I’m excited to announce that we’ve attracted interest from one of these organisations in supporting the website. I’m sure you all know that our team hasn’t had as much time for hobbyist development as we would like, and this has left our mid-2000s site in a mid-2000s state (despite some great improvements that have come in over time). Our research partners want to invest in contributing to the site under its existing open source license with a new design that will refresh the visuals and improve the experience playing, creating, and searching for games.
We have worked with MILA in the past, the Montreal Institute of Learning Algorithms, and the upcoming open source contributions are being done by Codazen with funding from FAIR, Meta’s fundamental AI research group. FAIR would like to help support the Diplomacy player community, to further the game as a go-to setting for research in Artificial Intelligence, and to make playing (including against bots, in particular) a better experience.
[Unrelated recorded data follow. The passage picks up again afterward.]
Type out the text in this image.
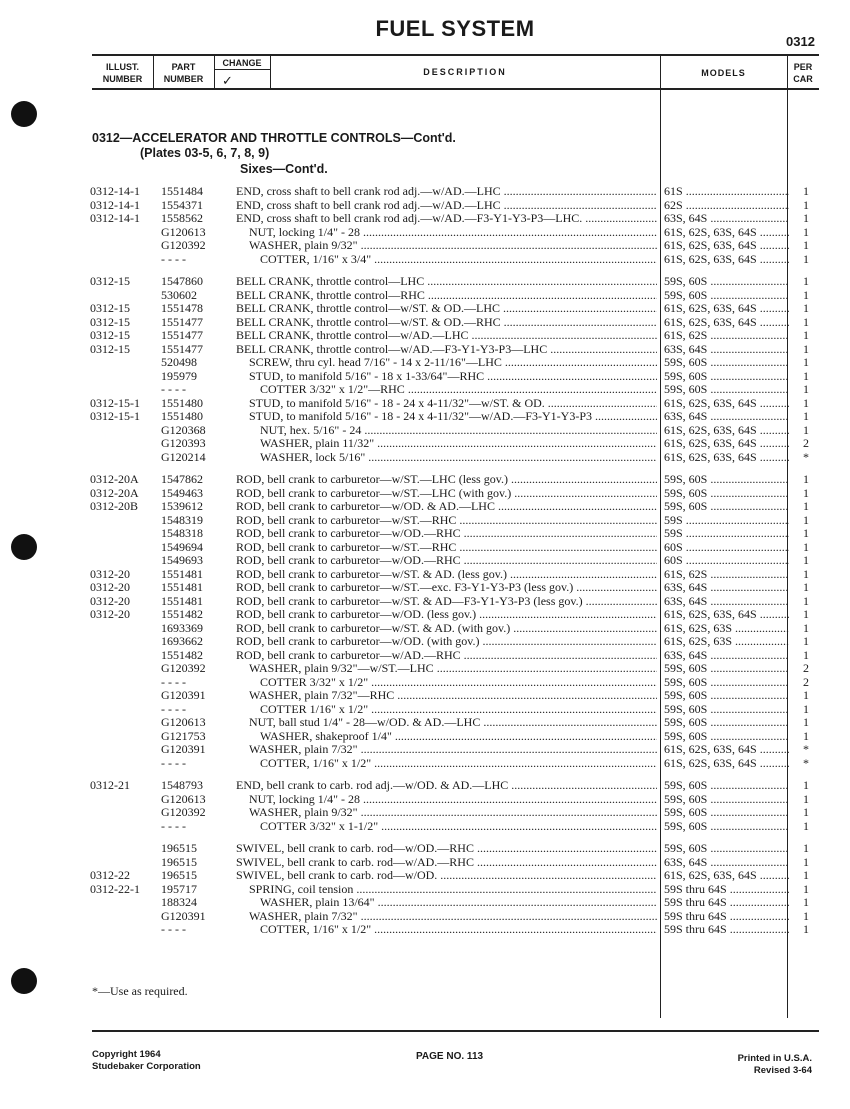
FUEL SYSTEM
0312
ILLUST.
NUMBER
PART
NUMBER
CHANGE
✓
DESCRIPTION	MODELS
PER
CAR
0312—ACCELERATOR AND THROTTLE CONTROLS—Cont'd.
(Plates 03-5, 6, 7, 8, 9)
Sixes—Cont'd.
0312-14-1 1551484	END, cross shaft to bell crank rod adj.—w/AD.—LHC .....	61S .....	1
0312-14-1 1554371	END, cross shaft to bell crank rod adj.—w/AD.—LHC .....	62S .....	1
0312-14-1 1558562	END, cross shaft to bell crank rod adj.—w/AD.—F3-Y1-Y3-P3—LHC. .....	63S, 64S .....	1
G120613	NUT, locking 1/4" - 28 .....	61S, 62S, 63S, 64S .....	1
G120392	WASHER, plain 9/32" .....	61S, 62S, 63S, 64S .....	1
- - - -	COTTER, 1/16" x 3/4" .....	61S, 62S, 63S, 64S .....	1
0312-15	1547860	BELL CRANK, throttle control—LHC .....	59S, 60S .....	1
530602	BELL CRANK, throttle control—RHC .....	59S, 60S .....	1
0312-15	1551478	BELL CRANK, throttle control—w/ST. & OD.—LHC .....	61S, 62S, 63S, 64S .....	1
0312-15	1551477	BELL CRANK, throttle control—w/ST. & OD.—RHC .....	61S, 62S, 63S, 64S .....	1
0312-15	1551477	BELL CRANK, throttle control—w/AD.—LHC .....	61S, 62S .....	1
0312-15	1551477	BELL CRANK, throttle control—w/AD.—F3-Y1-Y3-P3—LHC .....	63S, 64S .....	1
520498	SCREW, thru cyl. head 7/16" - 14 x 2-11/16"—LHC .....	59S, 60S .....	1
195979	STUD, to manifold 5/16" - 18 x 1-33/64"—RHC .....	59S, 60S .....	1
- - - -	COTTER 3/32" x 1/2"—RHC .....	59S, 60S .....	1
0312-15-1 1551480	STUD, to manifold 5/16" - 18 - 24 x 4-11/32"—w/ST. & OD. .....	61S, 62S, 63S, 64S .....	1
0312-15-1 1551480	STUD, to manifold 5/16" - 18 - 24 x 4-11/32"—w/AD.—F3-Y1-Y3-P3 .....	63S, 64S .....	1
G120368	NUT, hex. 5/16" - 24 .....	61S, 62S, 63S, 64S .....	1
G120393	WASHER, plain 11/32" .....	61S, 62S, 63S, 64S .....	2
G120214	WASHER, lock 5/16" .....	61S, 62S, 63S, 64S .....	*
0312-20A 1547862	ROD, bell crank to carburetor—w/ST.—LHC (less gov.) .....	59S, 60S .....	1
0312-20A 1549463	ROD, bell crank to carburetor—w/ST.—LHC (with gov.) .....	59S, 60S .....	1
0312-20B 1539612	ROD, bell crank to carburetor—w/OD. & AD.—LHC .....	59S, 60S .....	1
1548319	ROD, bell crank to carburetor—w/ST.—RHC .....	59S .....	1
1548318	ROD, bell crank to carburetor—w/OD.—RHC .....	59S .....	1
1549694	ROD, bell crank to carburetor—w/ST.—RHC .....	60S .....	1
1549693	ROD, bell crank to carburetor—w/OD.—RHC .....	60S .....	1
0312-20	1551481	ROD, bell crank to carburetor—w/ST. & AD. (less gov.) .....	61S, 62S .....	1
0312-20	1551481	ROD, bell crank to carburetor—w/ST.—exc. F3-Y1-Y3-P3 (less gov.) .....	63S, 64S .....	1
0312-20	1551481	ROD, bell crank to carburetor—w/ST. & AD—F3-Y1-Y3-P3 (less gov.) .....	63S, 64S .....	1
0312-20	1551482	ROD, bell crank to carburetor—w/OD. (less gov.) .....	61S, 62S, 63S, 64S .....	1
1693369	ROD, bell crank to carburetor—w/ST. & AD. (with gov.) .....	61S, 62S, 63S .....	1
1693662	ROD, bell crank to carburetor—w/OD. (with gov.) .....	61S, 62S, 63S .....	1
1551482	ROD, bell crank to carburetor—w/AD.—RHC .....	63S, 64S .....	1
G120392	WASHER, plain 9/32"—w/ST.—LHC .....	59S, 60S .....	2
- - - -	COTTER 3/32" x 1/2" .....	59S, 60S .....	2
G120391	WASHER, plain 7/32"—RHC .....	59S, 60S .....	1
- - - -	COTTER 1/16" x 1/2" .....	59S, 60S .....	1
G120613	NUT, ball stud 1/4" - 28—w/OD. & AD.—LHC .....	59S, 60S .....	1
G121753	WASHER, shakeproof 1/4" .....	59S, 60S .....	1
G120391	WASHER, plain 7/32" .....	61S, 62S, 63S, 64S .....	*
- - - -	COTTER, 1/16" x 1/2" .....	61S, 62S, 63S, 64S .....	*
0312-21	1548793	END, bell crank to carb. rod adj.—w/OD. & AD.—LHC .....	59S, 60S .....	1
G120613	NUT, locking 1/4" - 28 .....	59S, 60S .....	1
G120392	WASHER, plain 9/32" .....	59S, 60S .....	1
- - - -	COTTER 3/32" x 1-1/2" .....	59S, 60S .....	1
196515	SWIVEL, bell crank to carb. rod—w/OD.—RHC .....	59S, 60S .....	1
196515	SWIVEL, bell crank to carb. rod—w/AD.—RHC .....	63S, 64S .....	1
0312-22	196515	SWIVEL, bell crank to carb. rod—w/OD. .....	61S, 62S, 63S, 64S .....	1
0312-22-1 195717	SPRING, coil tension .....	59S thru 64S .....	1
188324	WASHER, plain 13/64" .....	59S thru 64S .....	1
G120391	WASHER, plain 7/32" .....	59S thru 64S .....	1
- - - -	COTTER, 1/16" x 1/2" .....	59S thru 64S .....	1
*—Use as required.
Copyright 1964
Studebaker Corporation
PAGE NO. 113	Printed in U.S.A.
Revised 3-64
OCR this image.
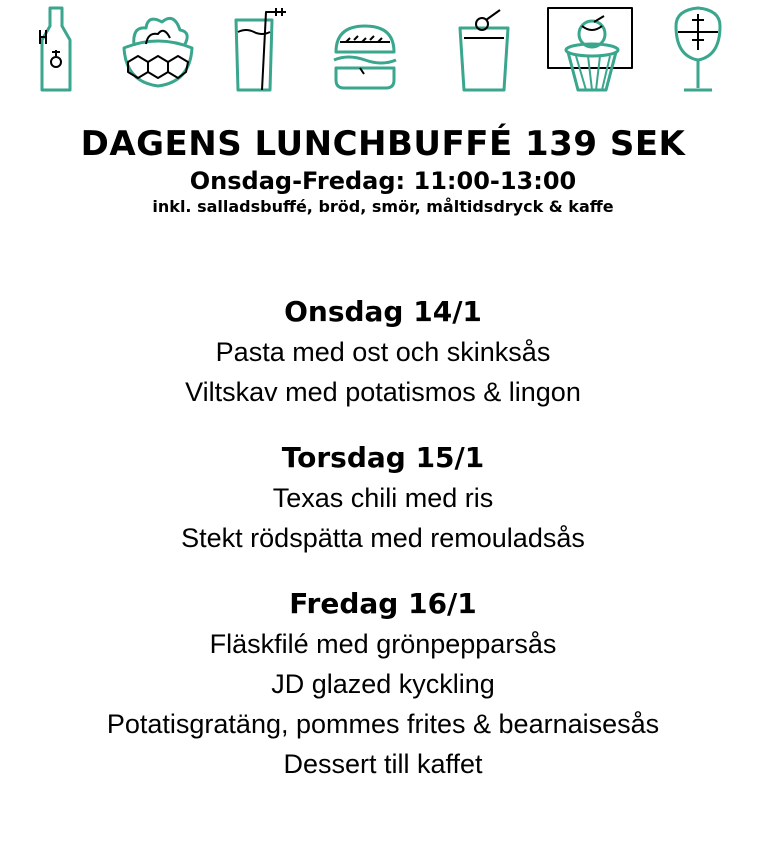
DAGENS LUNCHBUFFÉ 139 SEK

Onsdag-Fredag: 11:00-13:00

inkl. salladsbuffé, bröd, smör, måltidsdryck & kaffe

Onsdag 14/1

Pasta med ost och skinksås

Viltskav med potatismos & lingon

Torsdag 15/1

Texas chili med ris

Stekt rödspätta med remouladsås

Fredag 16/1

Fläskfilé med grönpepparsås

JD glazed kyckling

Potatisgratäng, pommes frites & bearnaisesås

Dessert till kaffet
All of these changes will be open-sourced on the WebDiplomacy github page, so please feel free to directly provide feedback on the changes, open issues if you find bugs, or even submit further code improvements for those inclined.
Some of the key things to be worked on include:
- refreshing the in-game interface to make it more beautiful and add
- point-and-click options for entering orders
- making the in-game interface more friendly to mobile devices
- more control over notifications to make it easy to keep up on active games
- easier game browsing and creation
- more responsive chat interface
- better onboarding for new players, including a better experience for using the AI to practice / learn how to play
- MILA’s No Press Diplomacy: Modeling Multi-Agent Gameplay
- Google DeepMind’s Learning to Play No-Press Diplomacy with Best Response Policy Iteration
- FAIR’s Human-Level Performance in No-Press Diplomacy via Equilibrium Search
- FAIR’s No-Press Diplomacy from Scratch (you can play against this bot by launching a "France vs Austria" bot game)
Hope you’re all as excited as I am to see these changes come through. Big thanks to everyone that has been involved in making this happen behind the scenes.
You should start to see some new functionality introduced as opt-in features as things get moving, we'll post more info as it comes.